There is a bewhiskered story of an old actor on his deathbed surrounded by relatives and friends. "Oh, this is so hard," said one onlooker. "Nah," said the thesp, "dying is easy. Comedy is hard." Horror comedy is especially hard because the tropes of horror - well-worn as they are - often provoke laughter when they are intended to shock or chill. Most horror comedy is tepid stuff, managing to achieve limited success in either genre. But sometimes they get it right.
Lately, I watched a couple of horror comedies available on streaming that get it right. They're not perfect, but they work as entertainment and have very contrasting approaches. Let's begin with the 'nicer' one...
Freaky is a 2020 movie starring Vince Vaughn and Kathryn Newton and directed by Michael Landon, who also co-wrote with Michael Kennedy. The setup is typical small-town slasher stuff.

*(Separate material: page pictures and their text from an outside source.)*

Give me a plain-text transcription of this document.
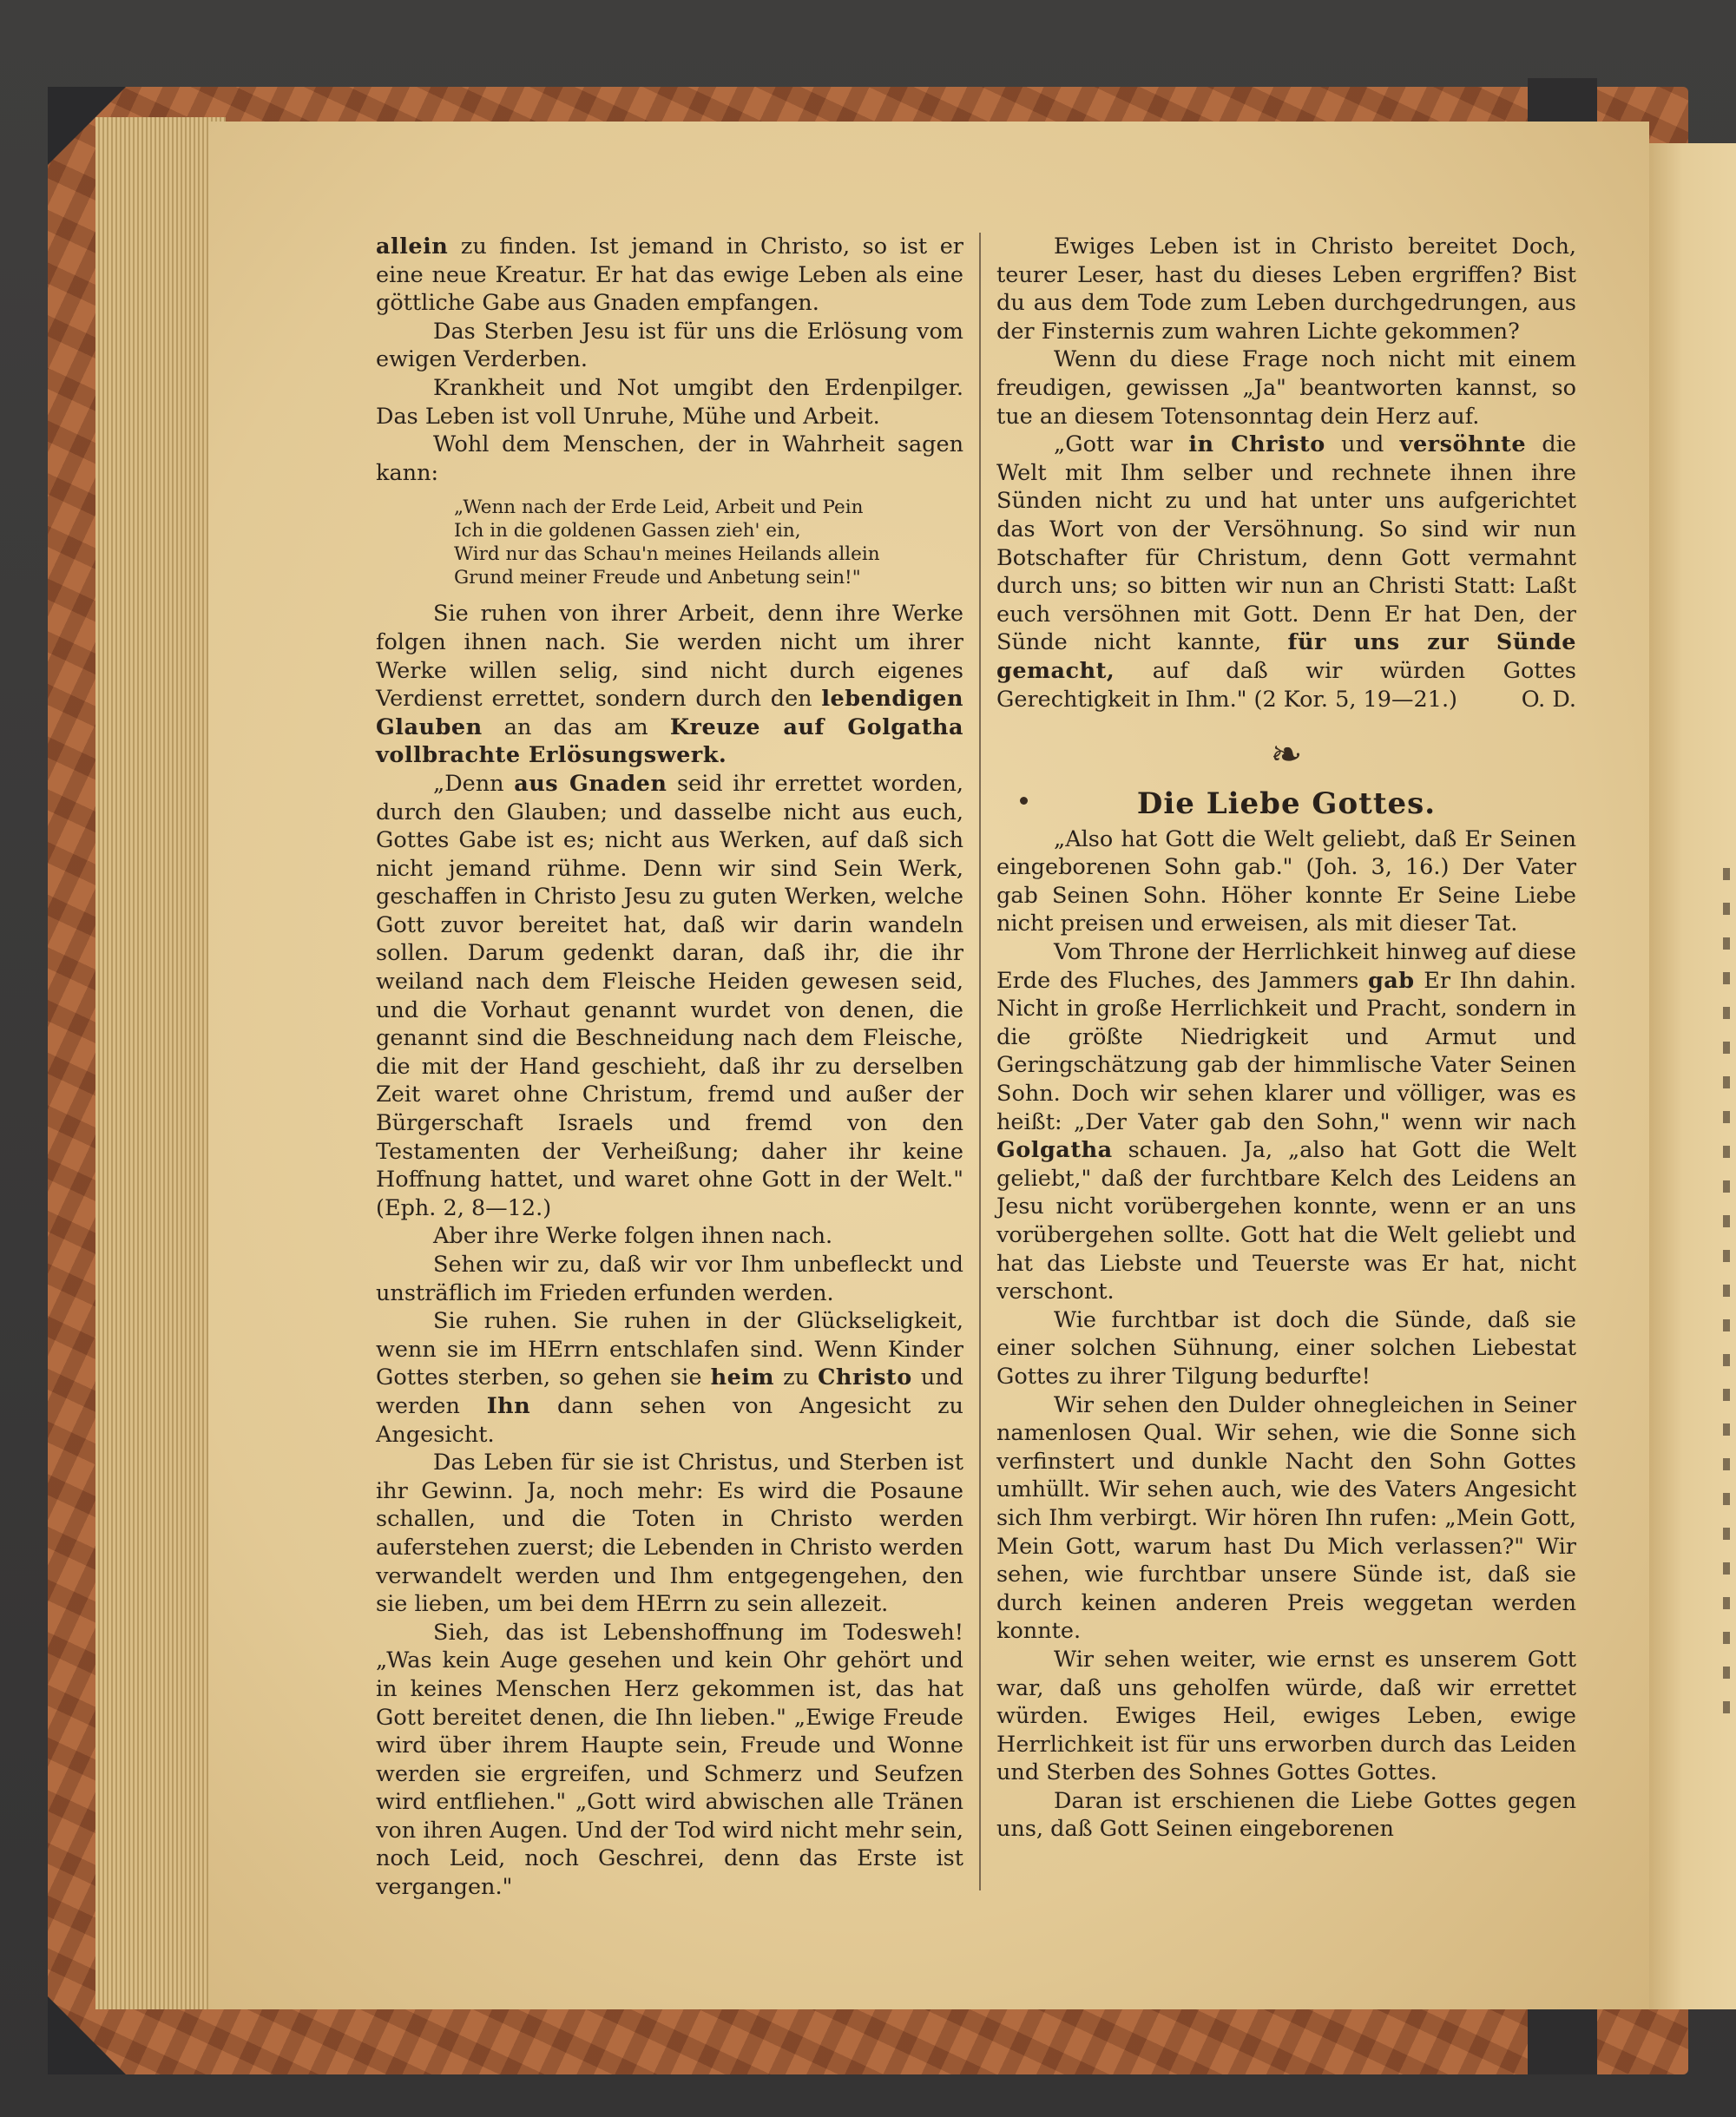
allein zu finden. Ist jemand in Christo, so ist er eine neue Kreatur. Er hat das ewige Leben als eine göttliche Gabe aus Gnaden empfangen.

Das Sterben Jesu ist für uns die Erlösung vom ewigen Verderben.

Krankheit und Not umgibt den Erdenpilger. Das Leben ist voll Unruhe, Mühe und Arbeit.

Wohl dem Menschen, der in Wahrheit sagen kann:

„Wenn nach der Erde Leid, Arbeit und Pein
Ich in die goldenen Gassen zieh' ein,
Wird nur das Schau'n meines Heilands allein
Grund meiner Freude und Anbetung sein!"

Sie ruhen von ihrer Arbeit, denn ihre Werke folgen ihnen nach. Sie werden nicht um ihrer Werke willen selig, sind nicht durch eigenes Verdienst errettet, sondern durch den lebendigen Glauben an das am Kreuze auf Golgatha vollbrachte Erlösungswerk.

„Denn aus Gnaden seid ihr errettet worden, durch den Glauben; und dasselbe nicht aus euch, Gottes Gabe ist es; nicht aus Werken, auf daß sich nicht jemand rühme. Denn wir sind Sein Werk, geschaffen in Christo Jesu zu guten Werken, welche Gott zuvor bereitet hat, daß wir darin wandeln sollen. Darum gedenkt daran, daß ihr, die ihr weiland nach dem Fleische Heiden gewesen seid, und die Vorhaut genannt wurdet von denen, die genannt sind die Beschneidung nach dem Fleische, die mit der Hand geschieht, daß ihr zu derselben Zeit waret ohne Christum, fremd und außer der Bürgerschaft Israels und fremd von den Testamenten der Verheißung; daher ihr keine Hoffnung hattet, und waret ohne Gott in der Welt." (Eph. 2, 8—12.)

Aber ihre Werke folgen ihnen nach.

Sehen wir zu, daß wir vor Ihm unbefleckt und unsträflich im Frieden erfunden werden.

Sie ruhen. Sie ruhen in der Glückseligkeit, wenn sie im HErrn entschlafen sind. Wenn Kinder Gottes sterben, so gehen sie heim zu Christo und werden Ihn dann sehen von Angesicht zu Angesicht.

Das Leben für sie ist Christus, und Sterben ist ihr Gewinn. Ja, noch mehr: Es wird die Posaune schallen, und die Toten in Christo werden auferstehen zuerst; die Lebenden in Christo werden verwandelt werden und Ihm entgegengehen, den sie lieben, um bei dem HErrn zu sein allezeit.

Sieh, das ist Lebenshoffnung im Todesweh! „Was kein Auge gesehen und kein Ohr gehört und in keines Menschen Herz gekommen ist, das hat Gott bereitet denen, die Ihn lieben." „Ewige Freude wird über ihrem Haupte sein, Freude und Wonne werden sie ergreifen, und Schmerz und Seufzen wird entfliehen." „Gott wird abwischen alle Tränen von ihren Augen. Und der Tod wird nicht mehr sein, noch Leid, noch Geschrei, denn das Erste ist vergangen."

Ewiges Leben ist in Christo bereitet Doch, teurer Leser, hast du dieses Leben ergriffen? Bist du aus dem Tode zum Leben durchgedrungen, aus der Finsternis zum wahren Lichte gekommen?

Wenn du diese Frage noch nicht mit einem freudigen, gewissen „Ja" beantworten kannst, so tue an diesem Totensonntag dein Herz auf.

„Gott war in Christo und versöhnte die Welt mit Ihm selber und rechnete ihnen ihre Sünden nicht zu und hat unter uns aufgerichtet das Wort von der Versöhnung. So sind wir nun Botschafter für Christum, denn Gott vermahnt durch uns; so bitten wir nun an Christi Statt: Laßt euch versöhnen mit Gott. Denn Er hat Den, der Sünde nicht kannte, für uns zur Sünde gemacht, auf daß wir würden Gottes Gerechtigkeit in Ihm." (2 Kor. 5, 19—21.)	O. D.

❧
Die Liebe Gottes.

„Also hat Gott die Welt geliebt, daß Er Seinen eingeborenen Sohn gab." (Joh. 3, 16.) Der Vater gab Seinen Sohn. Höher konnte Er Seine Liebe nicht preisen und erweisen, als mit dieser Tat.

Vom Throne der Herrlichkeit hinweg auf diese Erde des Fluches, des Jammers gab Er Ihn dahin. Nicht in große Herrlichkeit und Pracht, sondern in die größte Niedrigkeit und Armut und Geringschätzung gab der himmlische Vater Seinen Sohn. Doch wir sehen klarer und völliger, was es heißt: „Der Vater gab den Sohn," wenn wir nach Golgatha schauen. Ja, „also hat Gott die Welt geliebt," daß der furchtbare Kelch des Leidens an Jesu nicht vorübergehen konnte, wenn er an uns vorübergehen sollte. Gott hat die Welt geliebt und hat das Liebste und Teuerste was Er hat, nicht verschont.

Wie furchtbar ist doch die Sünde, daß sie einer solchen Sühnung, einer solchen Liebestat Gottes zu ihrer Tilgung bedurfte!

Wir sehen den Dulder ohnegleichen in Seiner namenlosen Qual. Wir sehen, wie die Sonne sich verfinstert und dunkle Nacht den Sohn Gottes umhüllt. Wir sehen auch, wie des Vaters Angesicht sich Ihm verbirgt. Wir hören Ihn rufen: „Mein Gott, Mein Gott, warum hast Du Mich verlassen?" Wir sehen, wie furchtbar unsere Sünde ist, daß sie durch keinen anderen Preis weggetan werden konnte.

Wir sehen weiter, wie ernst es unserem Gott war, daß uns geholfen würde, daß wir errettet würden. Ewiges Heil, ewiges Leben, ewige Herrlichkeit ist für uns erworben durch das Leiden und Sterben des Sohnes Gottes Gottes.

Daran ist erschienen die Liebe Gottes gegen uns, daß Gott Seinen eingeborenen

The Butcher - played by Vaughn - is an immensely strong masked maniac with a big knife. He kills some Typical Dumb Kids at their parents house and then steals a really nice knife which turns out to be a mystical Aztec dagger. Then he attacks Millie (Newton). Instead of killing her, though, the dagger swaps their souls. Both wake up the next morning transposed(?). The Butcher, now perfectly disguised as a teen, sets out to explore possibilities. Millie, now played by Vaughn, tries to make people believe 'she' is not a serial killer.
Yes, it's a horror version of Freaky Friday and very silly in many ways. But Vaughn's portrayal of a high school girl is a delight and Netwon handles well the task of being a suddenly hot girl who easily manipulates others into deadly situations. A scene involving an unpleasant woodwork teacher is especially gory but Butcher/Millie pretty much cuts a swathe through jocks, bitches, and other stereotypes. Meanwhile, Millie/Butcher manages to convince her friends that she is herself and a bit of Googling reveals they have 24 hours to do another stabbing or the swap is permanent. All in all, it's an upbeat, life-affirming kind of movie with massive bloodshed.
Very different is Mom and Dad, Brian Taylor's 2017 black comedy. The central concept here is very, very similar to a story by James Tiptree Jnr, 'The Screwfly Solution'. Aliens (probably) mess with deep-seated human instincts to destroy us the easy way. In Tiptree's story, male aggression against women becomes an ungovernable rage. In Mom and Dad parental emotions are turned against offspring.
The film won some critical praise but audiences didn't really like it. It does subvert the ideal suburban US family in the most brutal way possible. Nicolas Cage and Selma Blair are excellent leads as a bickering, depressed couple whose children are a (fairly standard issue) pair of pains. Mysterious signals through electronic devices trigger a sudden, ungovernable desire among all parents to kill their offspring, and blood-drenched wackiness ensues.
This is an end-of-the-world story that quickly focuses on one family and the kids' desperate struggle to survive the onslaught of Mom and Dad. Cage does some scenery chewing, Blair is more nuanced, and the kids are genuinely sympathetic. Lance Henriksen arrives as grandpa later in the movie to add some extra yucks and ultra-violence.
What elevates Mom and Dad above (say) The Purge franchise is that the rationale is nicely worked out. Parents only attack their own children, the ones they are emotionally tied to, not other people's. This makes for weirdly disturbing scenes, especially at the start of the crisis when the first instinct of children is to run to mommy. There is also a well-handled scene in a maternity ward where the ordeal of a difficult birth is followed by babycidal rage.
Both the above were on Netflix at the time of writing. Some other horror comedies that left a good impression (on me, at any rate) I reviewed earlier. Among them is Tucker and Dave vs. Evil, which I mentioned here. I think this one is another good example of taking the slasher setup and twisting it into a more interesting shape.